Random Thoughts: January Edition

Another month, another post full of random thoughts that have been going through my head. Hope it sparks a little thought in people and you enjoy the first installment of the New Year!

  1. I think it is much easier to over-train on volume then it is to over-train on intensity. For example, perform 4-5 sets of 5 reps day in and day out will eventually catch up to you, but performing 2-3 sets of 5 reps probably won’t.
  2. Training athletes is more about psychology then it is biology.
  3. When a goldfish gets sick, the first step is to change the water. The fish cannot thrive in a poor environment. Same with you. If you’re not thriving, start with changing YOUR environment. – Alwyn Cosgrove (@alwyncosgrove on Twitter)
  4. Relationships drive trust, trust drives culture. Make time to connect with those you lead.
  5. As a field we need to do a better job teaching athletes how to decelerate. We obsess on how high someone can jump, how fast they can sprint, and how powerful they become. But, you can only speed up what you can slow down. We need to make sure we are building some brakes too.

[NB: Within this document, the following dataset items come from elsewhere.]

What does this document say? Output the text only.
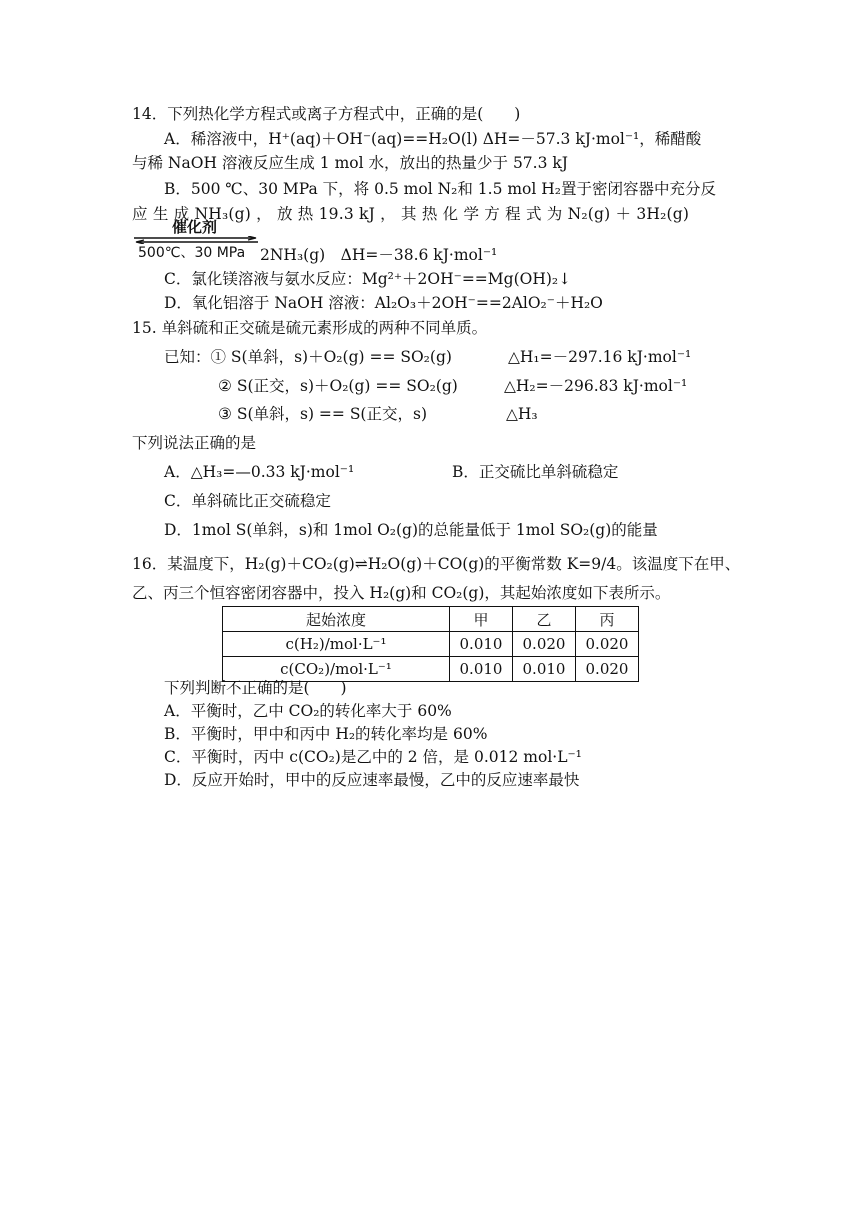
14．下列热化学方程式或离子方程式中，正确的是(　　)
A．稀溶液中，H⁺(aq)＋OH⁻(aq)==H₂O(l) ΔH=－57.3 kJ·mol⁻¹，稀醋酸
与稀 NaOH 溶液反应生成 1 mol 水，放出的热量少于 57.3 kJ
B．500 ℃、30 MPa 下，将 0.5 mol N₂和 1.5 mol H₂置于密闭容器中充分反
应 生 成 NH₃(g) ， 放 热 19.3 kJ ， 其 热 化 学 方 程 式 为 N₂(g) ＋ 3H₂(g)
催化剂
500℃、30 MPa 2NH₃(g)　ΔH=－38.6 kJ·mol⁻¹
C．氯化镁溶液与氨水反应：Mg²⁺＋2OH⁻==Mg(OH)₂↓
D．氧化铝溶于 NaOH 溶液：Al₂O₃＋2OH⁻==2AlO₂⁻＋H₂O
15. 单斜硫和正交硫是硫元素形成的两种不同单质。
已知：① S(单斜，s)＋O₂(g) == SO₂(g)	△H₁=－297.16 kJ·mol⁻¹
② S(正交，s)＋O₂(g) == SO₂(g)	△H₂=－296.83 kJ·mol⁻¹
③ S(单斜，s) == S(正交，s)	△H₃
下列说法正确的是
A．△H₃=—0.33 kJ·mol⁻¹	B．正交硫比单斜硫稳定
C．单斜硫比正交硫稳定
D．1mol S(单斜，s)和 1mol O₂(g)的总能量低于 1mol SO₂(g)的能量
16．某温度下，H₂(g)＋CO₂(g)⇌H₂O(g)＋CO(g)的平衡常数 K=9/4。该温度下在甲、
乙、丙三个恒容密闭容器中，投入 H₂(g)和 CO₂(g)，其起始浓度如下表所示。
起始浓度	甲	乙	丙
c(H₂)/mol·L⁻¹	0.010	0.020	0.020
c(CO₂)/mol·L⁻¹	0.010	0.010	0.020
下列判断不正确的是(　　)
A．平衡时，乙中 CO₂的转化率大于 60%
B．平衡时，甲中和丙中 H₂的转化率均是 60%
C．平衡时，丙中 c(CO₂)是乙中的 2 倍，是 0.012 mol·L⁻¹
D．反应开始时，甲中的反应速率最慢，乙中的反应速率最快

  6. In coaching, simplicity and efficiency win. If you come up with a drill that requires two bands, a connection ball, three weighted balls, seven blue M&Ms, a tire iron, and a half gallon of snake oil, your drill isn’t any good for anything other than social media entertainment. – Eric Cressey (@EricCressey on Twitter)

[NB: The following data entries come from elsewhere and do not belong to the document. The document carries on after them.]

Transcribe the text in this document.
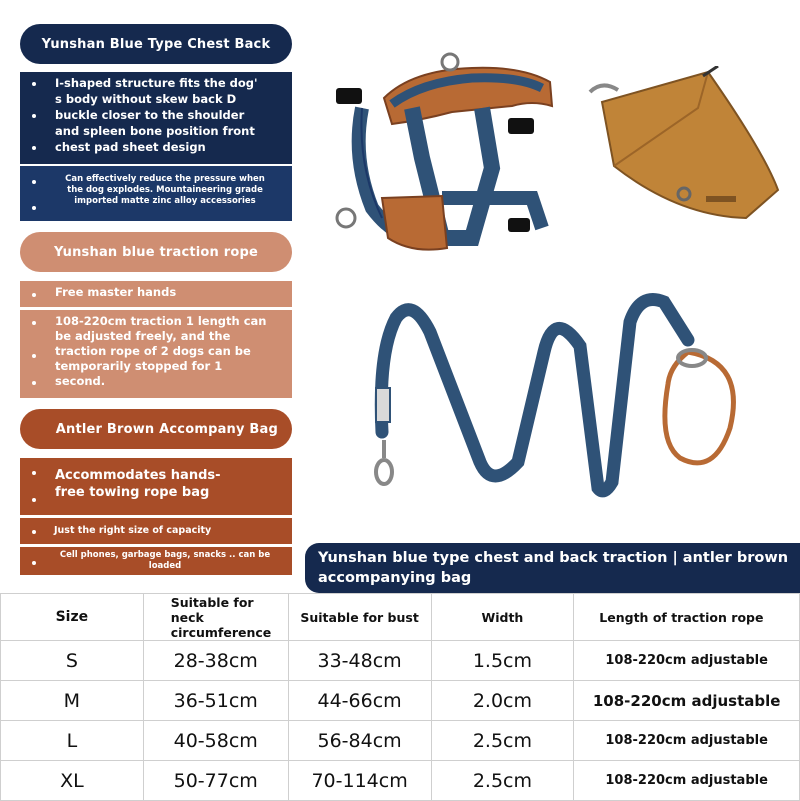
Yunshan Blue Type Chest Back
I-shaped structure fits the dog'
s body without skew back D
buckle closer to the shoulder
and spleen bone position front
chest pad sheet design
Can effectively reduce the pressure when
the dog explodes. Mountaineering grade
imported matte zinc alloy accessories
Yunshan blue traction rope
Free master hands
108-220cm traction 1 length can
be adjusted freely, and the
traction rope of 2 dogs can be
temporarily stopped for 1
second.
Antler Brown Accompany Bag
Accommodates hands-
free towing rope bag
Just the right size of capacity
Cell phones, garbage bags, snacks .. can be
loaded	Yunshan blue type chest and back traction | antler brown accompanying bag
Size	Suitable for neck circumference	Suitable for bust	Width	Length of traction rope
S	28-38cm	33-48cm	1.5cm	108-220cm adjustable
M	36-51cm	44-66cm	2.0cm	108-220cm adjustable
L	40-58cm	56-84cm	2.5cm	108-220cm adjustable
XL	50-77cm	70-114cm	2.5cm	108-220cm adjustable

  7. The most important thing is keeping athletes healthy and playing their sport. Everything else is secondary.
  8. I always wonder how often strength coaches change movements in programs because they are bored with them, not because the athlete actually needs a change. Think about it…we as coaches may run 4-5 groups a day. During those groups we are probably performing many of the same exercises. Then we do it again the next day, and the next day. We get bored. We see the same thing over and over again. But is it the most beneficial thing for the people we are working with? And for the record, I have 100% been guilty of this in the past.

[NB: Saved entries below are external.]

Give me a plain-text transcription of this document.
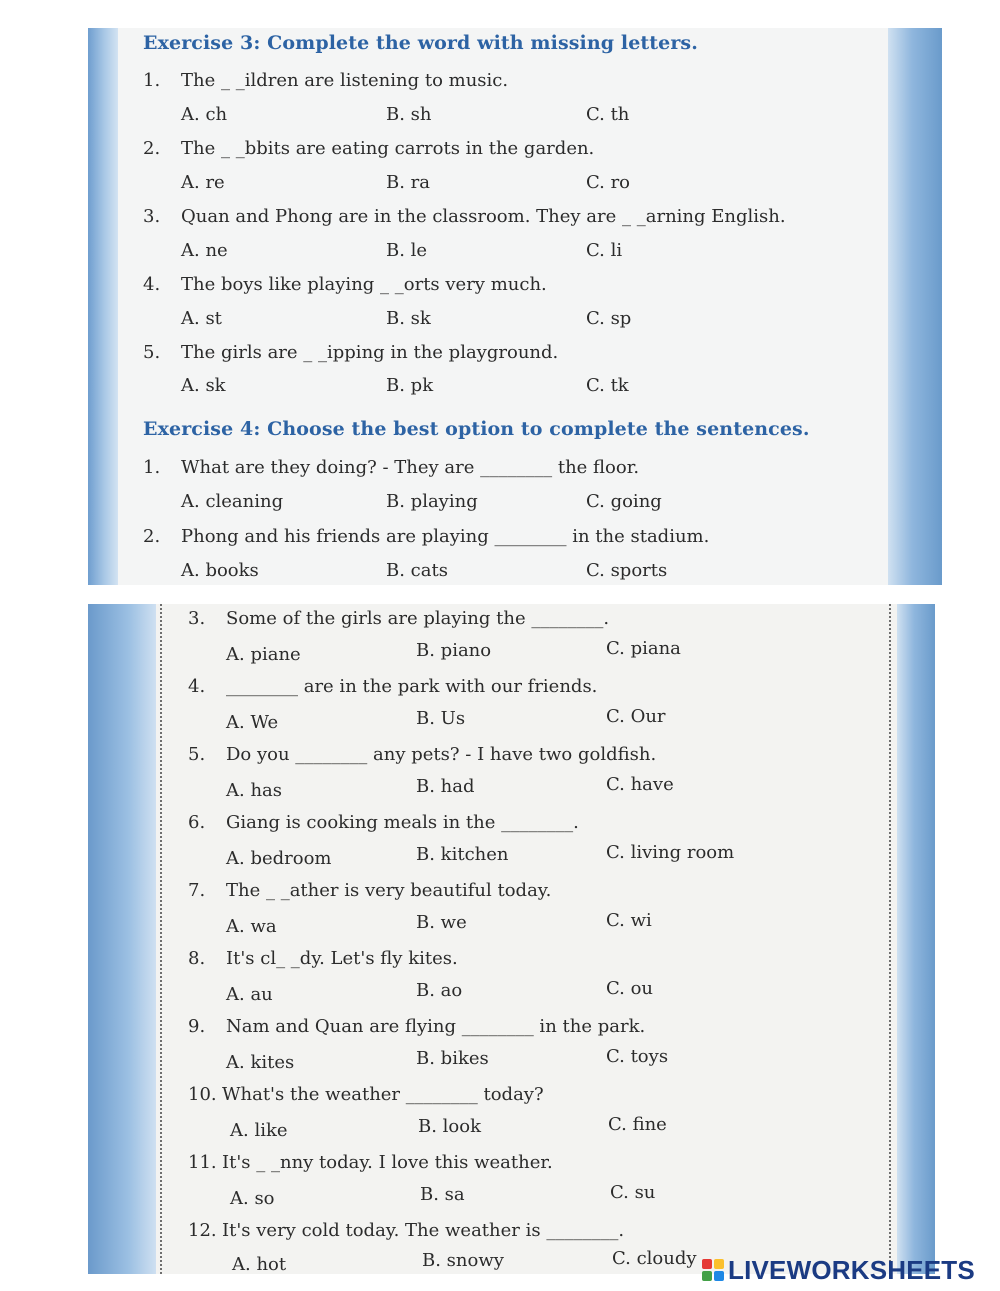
Exercise 3: Complete the word with missing letters.
1. The _ _ildren are listening to music.
A. ch	B. sh	C. th
2. The _ _bbits are eating carrots in the garden.
A. re	B. ra	C. ro
3. Quan and Phong are in the classroom. They are _ _arning English.
A. ne	B. le	C. li
4. The boys like playing _ _orts very much.
A. st	B. sk	C. sp
5. The girls are _ _ipping in the playground.
A. sk	B. pk	C. tk
Exercise 4: Choose the best option to complete the sentences.
1. What are they doing? - They are ________ the floor.
A. cleaning	B. playing	C. going
2. Phong and his friends are playing ________ in the stadium.
A. books	B. cats	C. sports
3. Some of the girls are playing the ________.
A. piane	B. piano	C. piana
4. ________ are in the park with our friends.
A. We	B. Us	C. Our
5. Do you ________ any pets? - I have two goldfish.
A. has	B. had	C. have
6. Giang is cooking meals in the ________.
A. bedroom	B. kitchen	C. living room
7. The _ _ather is very beautiful today.
A. wa	B. we	C. wi
8. It's cl_ _dy. Let's fly kites.
A. au	B. ao	C. ou
9. Nam and Quan are flying ________ in the park.
A. kites	B. bikes	C. toys
10. What's the weather ________ today?
A. like	B. look	C. fine
11. It's _ _nny today. I love this weather.
A. so	B. sa	C. su
12. It's very cold today. The weather is ________.
A. hot	B. snowy	C. cloudy LIVEWORKSHEETS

  9. The Athlete makes the coach, not the other way around. Time to keep your ego in check. When it comes to athletics, talent matters. As coaches it’s our job to nurture and allow that potential to show itself. – Steve Magness (@SteveMagness on Twitter)
  10. Pete Dupuis had a great tweet the other day in regards to coaching. He essentially said that great coaches can accomplish a lot with very little equipment and not the greatest weight room. On the other hand, you could hand a terrible coach a fabulous weight room and the training will still suck. Point being, great coaching is the most important quality to have.